Вишнёвая метель - страница 8
– Ить замужем, а щёки-то зачем красишь? Бесстыдница!
Галина не обижалась, лишь одаривала Матрёну светлой улыбкой и тихо говорила:
– Что вы, мама, это не краска, это кровь к щекам прильнула!
***
Всё хорошо, но было необходимо помириться с родителями. Дарья Демидова уже давно простила дочь, а вот Семен Петрович не сдавался. Дарья и так, и эдак уговаривала мужа:
– Батюшка, Семён Петрович, давай простим Галину! Ить живут же! Люди чуллинские говорят, что хорошо всё. Оба хорошие хозяева, сказывают!
– Ты мне и не заикайся про неё! – сверкал глазами Семён Петрович. – Я сказал: не прощу, значит, не прощу! – и строго смотрел на жену, а потом переводил взгляд на шест, торчащий из чердачного окна, к которому была привязана красная тряпка, и махал своим огромным кулаком в сторону Чуллы.
Но прошло время, из Чуллы шли только хорошие новости. И однажды Галя с Фёдором получили известие, что Семён Петрович снял с шеста кусок красного кумача – это значило, что можно приходить молодым просить прощения.
Дарья накрыла с утра стол и стала поглядывать в окно – не едут ли Фёдор с Галиной.
…Ох, как рассвирипел Семён Петрович, не найдя утром своей дочери дома! А как узнал, что сбежала с тем рыжим чуллинским парнем, то попади они ему под руку тогда, сгоряча мог и так отколышматить, что не дай Бог! Сразу же привязал к шесту красную тряпку и прибил к чердаку – этим самым показывая, как обошлась с ним дочь. Ух, как досталось домашним! А уж Дарье – особенно! Неделю бушевал Семён Петрович тогда…
Посматривая в окошки, Дарья с содроганием вспомнила тот день и перекрестилась.
– Трр, стой, Чалая! – раздалось во дворе.
Дарья перекрестилась на всякий случай ещё три раза, а на крыльцо уже поднимались Фёдор и Галина.
– Здорово ночевали! – поздоровался Фёдор и поставил привезённые в подарок родителям жены сплетённые им корзины, чашки, кувшины и другую утварь.
Не успел выйти Семён Петрович, как молодые бухнулись тут же ему в ноги.
– Прости нас, тятенька! – заплакала Галина.
– Прости нас, Семён Петрович! – сказал Фёдор своему тестю.
А прослезившийся тесть поспешил обнять дочь и зятя, этим самым давая понять, что Фёдор и Галина прощены.
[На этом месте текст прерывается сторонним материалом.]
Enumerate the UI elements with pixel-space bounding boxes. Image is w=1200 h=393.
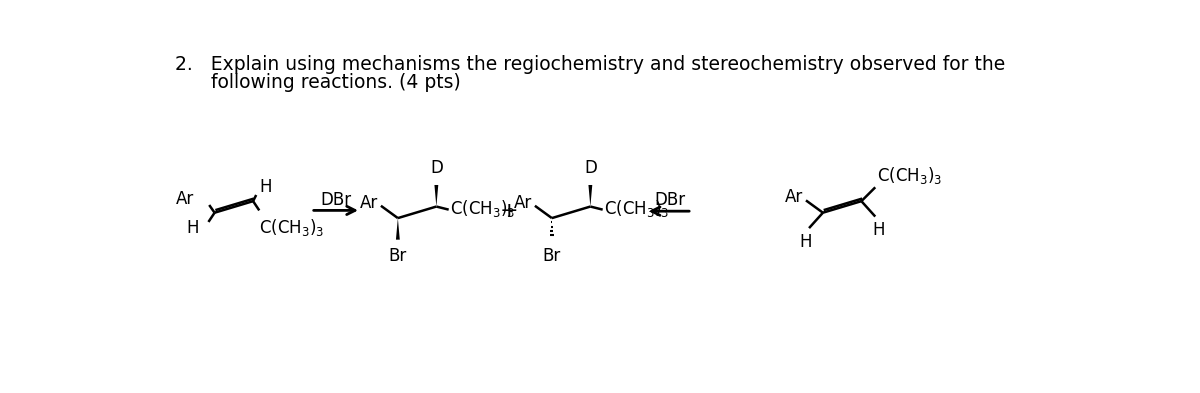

Фёдор был сама любезность: разговорчивый, рассудительный. В общем, как раньше говорили, «показался». Мир восстановился.
Провожая детей домой, Семён Петрович крепко обнял зятя и дочку:
– Если вам любо вместе, так и живите! Растите деток! Значит, так Богу угодно! Ну, езжайте что ли…
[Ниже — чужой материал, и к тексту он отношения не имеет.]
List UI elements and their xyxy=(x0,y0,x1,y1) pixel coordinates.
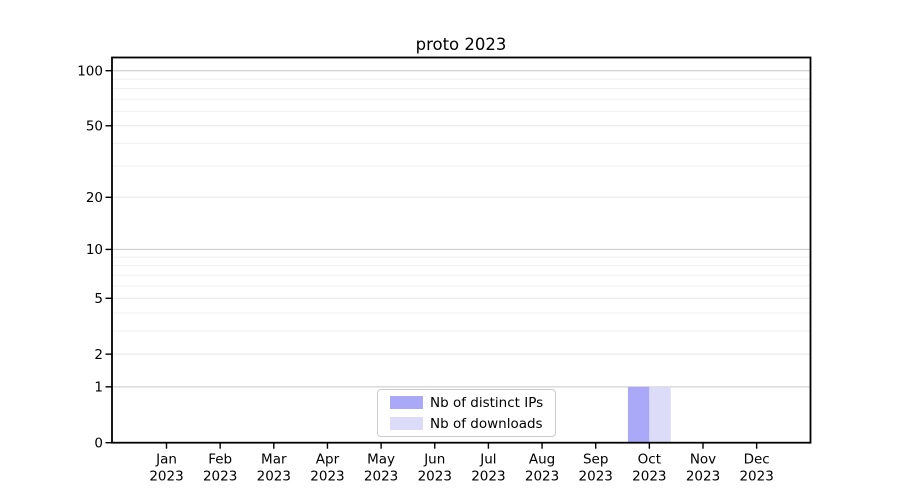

И отвернувшись, заплакал: уж больно жалко ему было Галеньку. Плакала и Дарья: ей ли было не знать, как приходится тяжело дочери. Но оба родителя понимали: хоть и небогатый Фёдор, но зато надёжный – с ним их дочь не пропадёт.
***
Полюбила Галя всех детей Фёдора. Сердце сжималось от жалости! Одежонка плохонькая на них, вся штопаная-перештопаная на сто разов. А Галя привезла в дом мужа много девичьих нарядов своих: разные юбки, кофточки кашемировые. Недолго думая, перешила всё своё добро девичье на одежду для своих новоиспеченных деток.
Как радовались старшие Ванятка, Клавдия, Настя!
– Это, правда, мне? – пытливо всматривалась в Галины глаза Клава.
– Тебе, милая, тебе! Кому ж ещё? – улыбалась Галина.
– А это тебе, Настя!
– А мне? – лепетала маленькая Нина, идя на своих худеньких ножках к маме Гале.
– И тебе, Ниночка! Смотри, какое красивое платье я тебе сшила! – говорила Галя, усаживая Нину к себе на колени.